Agriculture agency looks into site move; state department also open to renovating its HQ in Little Rock

The Arkansas Agriculture Department is considering a new 100,000-square-foot headquarters, a surprise to some who work with, and within, the agency.

The department ran a legal notice in Monday's Arkansas Democrat-Gazette seeking requests for qualifications from architects and engineers for construction in Pulaski County "of one or more buildings" for the department.

The department's website also posted the request for qualifications although that request for bids was dated Jan. 22 and also called for about 400 parking spaces. That posting also set a tentative dateline for the project, including an Aug. 28 date for the agency's approval of the design, 18 months for construction, and a December 2020 completion date.

The plan came as a surprise to Otis Howe III, chairman of the state Plant Board, one of the main divisions of the department. "You got me," he said Monday morning. "I don't know anything about it."

State Sen. Ron Caldwell, R-Wynne and chairman of the state Senate Agriculture, Forestry and Economic Development Commission, said Monday, "That's news to me."

Caldwell declined to offer an opinion of the proposal until he had a chance to talk to officials with the department.

Created by the General Assembly in 2005, the department is the umbrella agency for the Plant Board, the Livestock and Poultry Commission and the Forestry Commission.

The department is only "exploring the possibility" of a new headquarters and isn't obligated to act on any proposals received, said Adriane Barnes, a department spokesman. The department set a 2 p.m. Feb. 26 deadline for the architecture and engineering qualifications.

"The main objective behind this process is to allow the department to operate at its maximum level of efficiency and improve the quality of services provided to our state's agriculture industry while also seeking to reduce unnecessary costs," Barnes said in a statement. "The department is not obligated to accept or act on any of the proposals received which could also include proposals for renovations to our current facilities."

A new headquarters is "just as up in the air as staying where we are," Barnes said of the department's current headquarters at One Natural Resources Drive in Little Rock.

Barnes said a cost estimate for the project wasn't immediately available on Monday, a holiday, but she did refer to legislation approved last year authorizing -- but not appropriating -- up to $6 million for a new headquarters. The legislation dealt with the state's General Improvement Fund, made up of state surpluses.

Barnes said later in a telephone interview that the department does not have a particular site in mind.

The department does own land of adequate size for such a project -- at the Forestry Commission's Baucum Nursery in North Little Rock -- but that doesn't mean it's a preferred site, Barnes said.

She said top agency staff members developed the proposal with the help of the state Department of Finance and Administration's Building Authority Division.
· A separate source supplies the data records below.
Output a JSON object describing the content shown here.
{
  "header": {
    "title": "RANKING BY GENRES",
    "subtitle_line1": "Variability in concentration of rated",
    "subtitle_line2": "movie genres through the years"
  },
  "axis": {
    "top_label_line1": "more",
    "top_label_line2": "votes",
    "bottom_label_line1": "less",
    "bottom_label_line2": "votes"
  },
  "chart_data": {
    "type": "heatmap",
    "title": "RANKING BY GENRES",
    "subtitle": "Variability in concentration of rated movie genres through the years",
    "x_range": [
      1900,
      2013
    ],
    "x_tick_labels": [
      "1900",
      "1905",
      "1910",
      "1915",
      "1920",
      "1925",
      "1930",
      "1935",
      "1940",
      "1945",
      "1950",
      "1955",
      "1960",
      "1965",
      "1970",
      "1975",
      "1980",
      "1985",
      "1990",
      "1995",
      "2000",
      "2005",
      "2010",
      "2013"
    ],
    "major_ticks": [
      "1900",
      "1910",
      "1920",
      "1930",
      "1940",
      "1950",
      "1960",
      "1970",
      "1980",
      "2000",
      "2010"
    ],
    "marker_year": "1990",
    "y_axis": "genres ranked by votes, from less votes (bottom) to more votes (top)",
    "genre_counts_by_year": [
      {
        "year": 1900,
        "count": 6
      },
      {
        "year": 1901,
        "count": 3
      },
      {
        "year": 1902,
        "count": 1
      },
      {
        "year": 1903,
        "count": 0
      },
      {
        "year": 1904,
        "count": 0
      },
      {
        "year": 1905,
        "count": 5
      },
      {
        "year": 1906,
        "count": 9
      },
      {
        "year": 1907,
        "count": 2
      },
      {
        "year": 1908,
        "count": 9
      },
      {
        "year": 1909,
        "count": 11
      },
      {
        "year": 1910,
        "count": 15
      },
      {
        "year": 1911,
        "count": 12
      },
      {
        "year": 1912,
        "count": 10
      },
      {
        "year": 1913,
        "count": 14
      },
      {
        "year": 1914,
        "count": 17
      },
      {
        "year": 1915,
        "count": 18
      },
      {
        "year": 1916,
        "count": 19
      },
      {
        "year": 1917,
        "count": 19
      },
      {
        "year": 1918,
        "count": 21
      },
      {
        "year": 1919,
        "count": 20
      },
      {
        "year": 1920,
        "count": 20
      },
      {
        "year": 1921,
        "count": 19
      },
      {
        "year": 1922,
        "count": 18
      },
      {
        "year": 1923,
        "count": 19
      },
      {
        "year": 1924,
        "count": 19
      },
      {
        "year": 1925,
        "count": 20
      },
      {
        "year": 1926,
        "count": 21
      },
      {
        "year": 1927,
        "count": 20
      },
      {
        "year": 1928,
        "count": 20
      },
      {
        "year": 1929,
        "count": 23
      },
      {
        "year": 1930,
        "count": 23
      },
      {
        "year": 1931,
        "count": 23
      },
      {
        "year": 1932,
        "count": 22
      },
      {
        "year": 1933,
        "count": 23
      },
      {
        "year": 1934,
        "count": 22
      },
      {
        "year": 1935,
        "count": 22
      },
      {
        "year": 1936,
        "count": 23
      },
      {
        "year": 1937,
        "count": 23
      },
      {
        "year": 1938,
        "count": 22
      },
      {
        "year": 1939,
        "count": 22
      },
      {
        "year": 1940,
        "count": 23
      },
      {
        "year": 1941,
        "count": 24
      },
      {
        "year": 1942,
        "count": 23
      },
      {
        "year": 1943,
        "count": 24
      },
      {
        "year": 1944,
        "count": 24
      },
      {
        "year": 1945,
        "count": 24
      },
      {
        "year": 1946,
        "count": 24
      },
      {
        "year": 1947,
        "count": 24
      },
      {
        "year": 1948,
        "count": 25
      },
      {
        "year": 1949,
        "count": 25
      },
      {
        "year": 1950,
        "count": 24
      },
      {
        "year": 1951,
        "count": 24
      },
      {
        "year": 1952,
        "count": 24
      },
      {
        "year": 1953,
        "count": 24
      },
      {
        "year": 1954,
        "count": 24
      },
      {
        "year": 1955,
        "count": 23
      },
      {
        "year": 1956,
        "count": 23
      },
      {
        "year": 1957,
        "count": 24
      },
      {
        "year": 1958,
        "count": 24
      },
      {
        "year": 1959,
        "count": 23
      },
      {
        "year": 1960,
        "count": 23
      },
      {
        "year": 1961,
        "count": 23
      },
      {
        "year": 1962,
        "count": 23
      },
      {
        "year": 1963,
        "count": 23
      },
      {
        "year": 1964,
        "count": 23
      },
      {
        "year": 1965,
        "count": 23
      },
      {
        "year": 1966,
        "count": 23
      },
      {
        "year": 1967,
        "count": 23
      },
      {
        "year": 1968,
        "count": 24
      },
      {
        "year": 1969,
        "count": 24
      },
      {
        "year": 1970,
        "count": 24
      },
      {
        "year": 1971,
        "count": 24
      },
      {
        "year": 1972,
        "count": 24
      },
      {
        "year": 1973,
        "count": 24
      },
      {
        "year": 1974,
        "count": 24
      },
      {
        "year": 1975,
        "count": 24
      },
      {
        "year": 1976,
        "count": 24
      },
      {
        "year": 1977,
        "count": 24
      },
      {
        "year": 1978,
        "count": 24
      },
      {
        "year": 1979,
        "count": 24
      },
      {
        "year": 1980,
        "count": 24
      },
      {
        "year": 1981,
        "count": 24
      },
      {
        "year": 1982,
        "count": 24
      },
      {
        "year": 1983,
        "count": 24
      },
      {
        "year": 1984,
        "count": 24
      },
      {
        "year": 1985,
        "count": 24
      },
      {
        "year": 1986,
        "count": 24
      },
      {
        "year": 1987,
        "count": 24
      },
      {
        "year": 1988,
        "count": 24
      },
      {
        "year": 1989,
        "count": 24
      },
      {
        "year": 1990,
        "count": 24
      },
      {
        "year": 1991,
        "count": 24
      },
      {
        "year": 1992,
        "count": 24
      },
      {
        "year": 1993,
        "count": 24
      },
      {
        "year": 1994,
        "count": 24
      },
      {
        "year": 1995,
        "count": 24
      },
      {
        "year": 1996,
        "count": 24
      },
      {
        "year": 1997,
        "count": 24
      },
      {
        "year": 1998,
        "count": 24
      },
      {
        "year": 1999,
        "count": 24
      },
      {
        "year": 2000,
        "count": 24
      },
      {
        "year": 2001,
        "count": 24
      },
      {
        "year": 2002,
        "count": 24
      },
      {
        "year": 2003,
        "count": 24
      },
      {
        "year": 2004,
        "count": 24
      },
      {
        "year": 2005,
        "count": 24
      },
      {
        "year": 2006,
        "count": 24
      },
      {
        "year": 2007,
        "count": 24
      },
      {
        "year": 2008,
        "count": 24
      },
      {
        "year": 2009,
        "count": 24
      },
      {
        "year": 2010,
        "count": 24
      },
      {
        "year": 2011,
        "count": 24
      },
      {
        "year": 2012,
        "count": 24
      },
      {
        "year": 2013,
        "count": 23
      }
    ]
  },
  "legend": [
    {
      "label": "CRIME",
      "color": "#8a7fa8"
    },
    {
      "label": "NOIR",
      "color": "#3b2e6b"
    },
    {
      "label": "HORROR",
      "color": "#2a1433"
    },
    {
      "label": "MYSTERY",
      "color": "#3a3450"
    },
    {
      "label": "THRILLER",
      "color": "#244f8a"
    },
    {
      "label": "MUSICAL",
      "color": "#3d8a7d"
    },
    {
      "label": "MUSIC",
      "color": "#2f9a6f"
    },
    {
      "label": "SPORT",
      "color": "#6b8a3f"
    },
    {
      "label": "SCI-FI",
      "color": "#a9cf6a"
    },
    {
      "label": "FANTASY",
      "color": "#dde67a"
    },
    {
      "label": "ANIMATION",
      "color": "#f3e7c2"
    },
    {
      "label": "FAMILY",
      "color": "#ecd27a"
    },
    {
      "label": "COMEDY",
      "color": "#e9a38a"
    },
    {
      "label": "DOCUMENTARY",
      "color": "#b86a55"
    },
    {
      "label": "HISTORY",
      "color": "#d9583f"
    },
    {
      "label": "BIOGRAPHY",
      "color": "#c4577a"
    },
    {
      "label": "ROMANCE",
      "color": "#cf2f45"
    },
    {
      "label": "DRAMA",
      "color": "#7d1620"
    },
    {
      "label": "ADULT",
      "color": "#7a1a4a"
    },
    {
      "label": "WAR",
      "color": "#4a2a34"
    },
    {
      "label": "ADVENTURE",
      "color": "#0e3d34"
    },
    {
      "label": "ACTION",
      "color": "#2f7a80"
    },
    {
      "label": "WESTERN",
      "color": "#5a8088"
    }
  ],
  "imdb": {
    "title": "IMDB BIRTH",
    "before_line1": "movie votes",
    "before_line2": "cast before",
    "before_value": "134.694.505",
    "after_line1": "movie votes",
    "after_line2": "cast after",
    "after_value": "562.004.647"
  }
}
Agriculture officials also worked with the governor's office in developing the plan, she said.

"There has been work with the governor's office on when the time might be right and what would be an appropriate amount for funding," she said. "But, again, this is very early in the process." The proposal isn't scheduled to come before lawmakers during budget hearings that began last week at the Capitol, she said.

Any public discussion, including with the divisions and boards within the agency, will come later, she said.

Over the past couple of years, the department has been moving various components into its headquarters at One Natural Resources Drive in Little Rock, in part to save money but also to make the entire agency more efficient, such as having all its boards and commissions on the same telephone and computer systems.

Only the Bureau of Standards is outside of the main office, Barnes said. The bureau enforces weights and standards at grocery stores, gasoline stations and other businesses.

The Forestry Commission moved from its longtime headquarters on Roosevelt Road to the main office last fall, a move that State Forester Joe Fox estimated at the time would save $60,000 a year.

"Right now, it's working out fine," Barnes said of the consolidation effort. "The biggest concern now is the [Livestock and Poultry] veterinary diagnostic lab, and the Plant Board has a chemical lab and seed lab. There's no immediate problem or concern but eventually equipment will be out of date and we need to plan for the future."

Barnes also said the headquarters also gets a lot of "foot traffic" from taxpayers with "general questions about forestry or pesticides and other issues" and plays host to meetings of "partner" agencies and groups outside state government.

The Plant Board's grappling with the dicamba herbicide problem the past several months has brought a few standing-room-only crowds and prompted the board, for a public hearing last fall, to rent a ballroom at a local hotel.

Larry Jayroe, a Plant Board member and chairman of its pesticide committee, said he knew nothing of the plans but "had heard rumblings about putting everything together, in one building, as we've already been doing."

"If you take a walk through the entire building, though, you can see we're pretty much on top of each other," Jayroe said.